“I have two temperaments,” Artegui resumed, “and, like a child, I give way to the impulses of both without reflection. In general, I am what my father was—firm of will, reticent, and self-controlled; but at times my mother’s temperament governs me. My poor mother suffered when she was very young, in her remote castle in Brittany, from nervous attacks, fits of gloom, and mental disturbance which she has never succeeded in overcoming completely, although she has suffered less from them since my birth than she did before. She lost a part of her malady and I acquired it. Is it to be wondered at if I sometimes act and speak, not like a man, but like a woman or a child!”
“The truth is, Don Ignacio,” exclaimed Lucía, “that in your sober senses you would not think what—what you said there.”
“In company with you,” he said, “with a young and loyal creature who loves life, and feels, and believes, what business had I to speak of anything sad, or to set forth abstruse theories, turning a pleasure excursion into a lecture? Could anything be more absurd? I am a fool.

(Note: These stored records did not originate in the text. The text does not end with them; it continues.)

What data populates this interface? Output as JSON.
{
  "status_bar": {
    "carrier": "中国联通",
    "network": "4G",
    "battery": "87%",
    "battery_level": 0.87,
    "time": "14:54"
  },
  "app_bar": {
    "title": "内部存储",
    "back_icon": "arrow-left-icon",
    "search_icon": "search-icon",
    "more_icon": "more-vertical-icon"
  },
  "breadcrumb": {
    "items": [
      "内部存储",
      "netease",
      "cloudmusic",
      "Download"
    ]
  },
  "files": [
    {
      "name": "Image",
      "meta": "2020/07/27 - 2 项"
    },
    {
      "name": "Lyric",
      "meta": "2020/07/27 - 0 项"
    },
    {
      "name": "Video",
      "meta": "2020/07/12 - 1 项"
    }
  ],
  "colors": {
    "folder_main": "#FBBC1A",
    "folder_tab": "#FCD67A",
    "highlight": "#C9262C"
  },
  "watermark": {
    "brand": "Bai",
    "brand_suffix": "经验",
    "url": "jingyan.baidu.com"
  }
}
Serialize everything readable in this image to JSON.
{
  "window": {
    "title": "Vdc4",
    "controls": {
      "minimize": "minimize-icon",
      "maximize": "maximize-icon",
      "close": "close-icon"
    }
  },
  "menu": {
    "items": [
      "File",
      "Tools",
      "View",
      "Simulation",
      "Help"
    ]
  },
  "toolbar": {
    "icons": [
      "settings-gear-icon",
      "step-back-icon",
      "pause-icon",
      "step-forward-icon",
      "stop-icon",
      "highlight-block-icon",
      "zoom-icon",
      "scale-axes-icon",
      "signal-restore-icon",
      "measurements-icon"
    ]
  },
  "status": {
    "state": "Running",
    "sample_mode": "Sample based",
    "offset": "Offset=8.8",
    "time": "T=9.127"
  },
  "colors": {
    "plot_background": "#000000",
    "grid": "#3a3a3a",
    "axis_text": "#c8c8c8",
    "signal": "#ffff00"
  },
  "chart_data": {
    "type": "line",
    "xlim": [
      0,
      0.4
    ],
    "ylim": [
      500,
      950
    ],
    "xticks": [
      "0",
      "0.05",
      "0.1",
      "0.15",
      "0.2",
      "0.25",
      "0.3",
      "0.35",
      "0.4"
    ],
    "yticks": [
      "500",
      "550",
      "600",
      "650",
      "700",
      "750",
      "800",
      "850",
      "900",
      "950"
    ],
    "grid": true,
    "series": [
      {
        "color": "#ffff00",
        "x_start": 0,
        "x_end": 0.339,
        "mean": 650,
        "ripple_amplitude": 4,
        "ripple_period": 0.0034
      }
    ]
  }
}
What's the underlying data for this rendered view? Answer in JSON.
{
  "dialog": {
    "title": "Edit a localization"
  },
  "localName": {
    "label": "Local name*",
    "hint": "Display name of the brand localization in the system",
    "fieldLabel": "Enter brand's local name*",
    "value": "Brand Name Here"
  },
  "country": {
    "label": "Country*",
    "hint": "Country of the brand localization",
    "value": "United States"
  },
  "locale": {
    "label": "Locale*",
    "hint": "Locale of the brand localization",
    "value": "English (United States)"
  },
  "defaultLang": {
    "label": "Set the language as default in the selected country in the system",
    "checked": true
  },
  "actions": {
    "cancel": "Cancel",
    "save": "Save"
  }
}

Lucía,” he ended, with naturalness and without bitterness, “you will forgive me for my want of tact, will you not?”
“Yes, Don Ignacio,” she murmured, in a low voice.
Artegui drew his chair toward the fire and sat down, stretching out his hands and feet toward the blaze.
“Are you still cold?” he asked Lucía.
“No, indeed; on the contrary, I am delightfully warm.”
“Let me feel your hands.”
Lucía, without rising, held out her hands to Artegui, who found that they were soft and warm and soon released them.
“On account of the rain,” he continued, “I could not take you a little farther, as I wished to do, to Biarritz, where there are very pretty villas and parks in the English style. Indeed, we enjoyed scarcely anything of the beautiful country. How fragrant the hay and the clover were! And the earth. The smell of freshly turned earth is somewhat pungent but pleasant.”